On Saturday, the Group of Seven Major Economies warned that the war in Ukraine is fueling a global food and energy crisis that threatens poor countries and that urgent measures are needed to unlock the grain reserves that Russia is preventing from leaving Ukraine.
German Foreign Minister Annalena Baerbock, who hosted a meeting of top G-7 diplomats, said the war had become a “global crisis”.
Baerbock said up to 50 million people, particularly in Africa and the Middle East, will face starvation in the coming months unless ways are found to release Ukrainian wheat, which accounts for a sizable share of the world supply.
In statements released at the end of the three-day meeting on Germany’s Baltic Sea coast, the G-7 pledged to provide additional humanitarian aid to the most vulnerable.
“Russia’s war of aggression has spawned one of the most serious food and energy crises in recent history that now threatens the most vulnerable people around the world,” the group said.
“We are determined to accelerate a coordinated multilateral response to preserve global food security and support our most vulnerable partners in this regard,” he added.

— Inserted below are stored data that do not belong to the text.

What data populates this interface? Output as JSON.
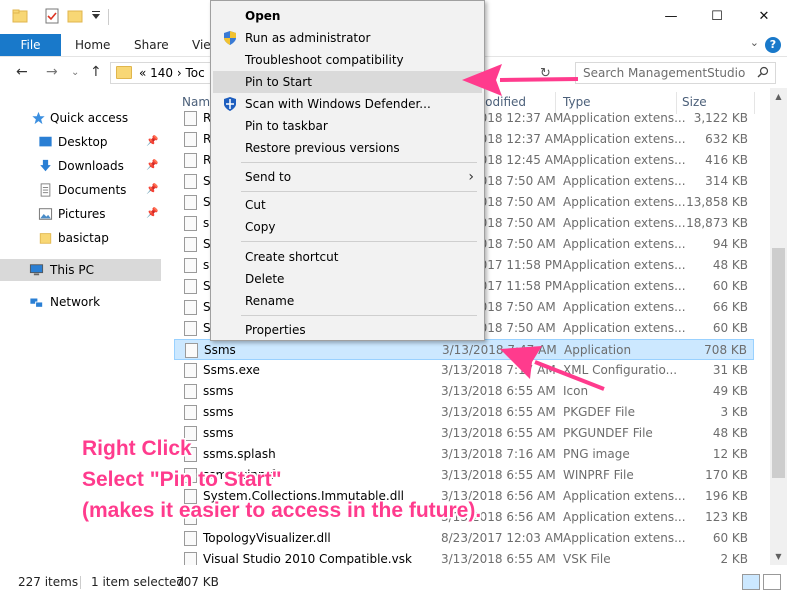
{
  "titlebar": {
    "minimize_glyph": "—",
    "maximize_glyph": "☐",
    "close_glyph": "✕"
  },
  "ribbon": {
    "tabs": [
      "File",
      "Home",
      "Share",
      "View"
    ],
    "help_glyph": "?",
    "chevron_glyph": "⌄"
  },
  "navbar": {
    "back_glyph": "←",
    "forward_glyph": "→",
    "recent_glyph": "⌄",
    "up_glyph": "↑",
    "address_crumbs": "«  140  ›  Toc",
    "search_placeholder": "Search ManagementStudio",
    "refresh_glyph": "↻"
  },
  "sidebar": {
    "quick_access": "Quick access",
    "items": [
      {
        "label": "Desktop",
        "pinned": true
      },
      {
        "label": "Downloads",
        "pinned": true
      },
      {
        "label": "Documents",
        "pinned": true
      },
      {
        "label": "Pictures",
        "pinned": true
      },
      {
        "label": "basictap",
        "pinned": false
      }
    ],
    "this_pc": "This PC",
    "network": "Network",
    "pin_glyph": "📌"
  },
  "columns": {
    "name": "Name",
    "date": "Date modified",
    "type": "Type",
    "size": "Size"
  },
  "files": [
    {
      "name": "R",
      "date": "3/13/2018 12:37 AM",
      "type": "Application extens...",
      "size": "3,122 KB"
    },
    {
      "name": "R",
      "date": "3/13/2018 12:37 AM",
      "type": "Application extens...",
      "size": "632 KB"
    },
    {
      "name": "R",
      "date": "3/13/2018 12:45 AM",
      "type": "Application extens...",
      "size": "416 KB"
    },
    {
      "name": "S",
      "date": "3/13/2018 7:50 AM",
      "type": "Application extens...",
      "size": "314 KB"
    },
    {
      "name": "S",
      "date": "3/13/2018 7:50 AM",
      "type": "Application extens...",
      "size": "13,858 KB"
    },
    {
      "name": "s",
      "date": "3/13/2018 7:50 AM",
      "type": "Application extens...",
      "size": "18,873 KB"
    },
    {
      "name": "S",
      "date": "3/13/2018 7:50 AM",
      "type": "Application extens...",
      "size": "94 KB"
    },
    {
      "name": "s",
      "date": "8/23/2017 11:58 PM",
      "type": "Application extens...",
      "size": "48 KB"
    },
    {
      "name": "S",
      "date": "8/23/2017 11:58 PM",
      "type": "Application extens...",
      "size": "60 KB"
    },
    {
      "name": "S",
      "date": "3/13/2018 7:50 AM",
      "type": "Application extens...",
      "size": "66 KB"
    },
    {
      "name": "S",
      "date": "3/13/2018 7:50 AM",
      "type": "Application extens...",
      "size": "60 KB"
    },
    {
      "name": "Ssms",
      "date": "3/13/2018 7:47 AM",
      "type": "Application",
      "size": "708 KB",
      "selected": true
    },
    {
      "name": "Ssms.exe",
      "date": "3/13/2018 7:17 AM",
      "type": "XML Configuratio...",
      "size": "31 KB"
    },
    {
      "name": "ssms",
      "date": "3/13/2018 6:55 AM",
      "type": "Icon",
      "size": "49 KB"
    },
    {
      "name": "ssms",
      "date": "3/13/2018 6:55 AM",
      "type": "PKGDEF File",
      "size": "3 KB"
    },
    {
      "name": "ssms",
      "date": "3/13/2018 6:55 AM",
      "type": "PKGUNDEF File",
      "size": "48 KB"
    },
    {
      "name": "ssms.splash",
      "date": "3/13/2018 7:16 AM",
      "type": "PNG image",
      "size": "12 KB"
    },
    {
      "name": "ssms.winprf",
      "date": "3/13/2018 6:55 AM",
      "type": "WINPRF File",
      "size": "170 KB"
    },
    {
      "name": "System.Collections.Immutable.dll",
      "date": "3/13/2018 6:56 AM",
      "type": "Application extens...",
      "size": "196 KB"
    },
    {
      "name": "",
      "date": "3/13/2018 6:56 AM",
      "type": "Application extens...",
      "size": "123 KB"
    },
    {
      "name": "TopologyVisualizer.dll",
      "date": "8/23/2017 12:03 AM",
      "type": "Application extens...",
      "size": "60 KB"
    },
    {
      "name": "Visual Studio 2010 Compatible.vsk",
      "date": "3/13/2018 6:55 AM",
      "type": "VSK File",
      "size": "2 KB"
    }
  ],
  "context_menu": {
    "open": "Open",
    "run_as_admin": "Run as administrator",
    "troubleshoot": "Troubleshoot compatibility",
    "pin_to_start": "Pin to Start",
    "scan": "Scan with Windows Defender...",
    "pin_taskbar": "Pin to taskbar",
    "restore": "Restore previous versions",
    "send_to": "Send to",
    "cut": "Cut",
    "copy": "Copy",
    "create_shortcut": "Create shortcut",
    "delete": "Delete",
    "rename": "Rename",
    "properties": "Properties",
    "submenu_glyph": "›"
  },
  "status": {
    "item_count": "227 items",
    "selected": "1 item selected",
    "selected_size": "707 KB"
  },
  "annotation": {
    "line1": "Right Click",
    "line2": "Select \"Pin to Start\"",
    "line3": " (makes it easier to access in the future)."
  },
  "colors": {
    "accent": "#1979ca",
    "annotation": "#ff3b8d",
    "selection": "#cce8ff",
    "folder": "#f8d775"
  }
}
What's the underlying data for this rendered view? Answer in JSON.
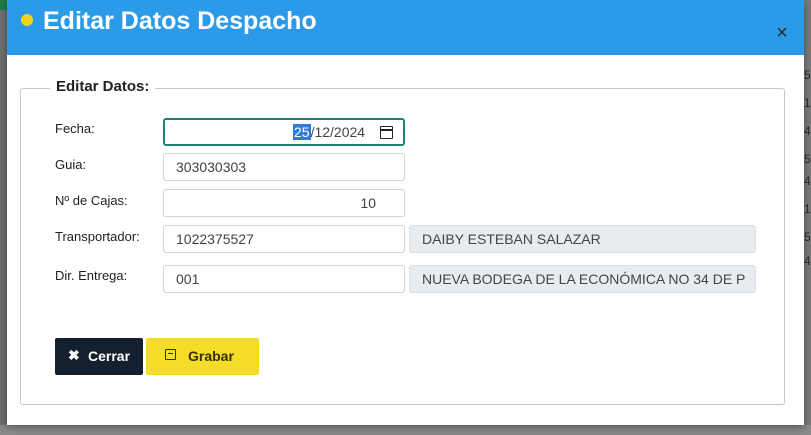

Canadian Foreign Minister Melanie Joly said her country, another major agricultural exporter, is ready to send ships to European ports so Ukrainian wheat can be brought to those in need.
“We have to make sure these grains are sent out into the world,” he told reporters. “Otherwise, millions of people will face famine.”
The G-7 nations also urged China not to help Russia, including by undermining international sanctions or justifying Moscow’s actions in Ukraine.
Beijing should support Ukraine’s sovereignty and independence and not “assist Russia in its war of aggression,” they said.
The G-7, which includes Britain, Canada, France, Germany, Italy, Japan and the United States, also called on China “to desist from engaging in information manipulation, disinformation and other means to legitimize the war of aggression of Russia against Ukraine “.
The meeting at Weissenhaus, northeast of Hamburg, was heralded as an opportunity for officials to discuss the wider implications of the war for geopolitics, energy and food security, and ongoing international efforts to address climate change and the pandemic.
On Friday, Ukrainian Foreign Minister Dmytro Kuleba said his country remains willing to talk to Russia to unblock grain supplies blocked in Ukraine’s silos and also to reach a political deal to end the war itself, but so far. he had not received “positive feedback” from Moscow.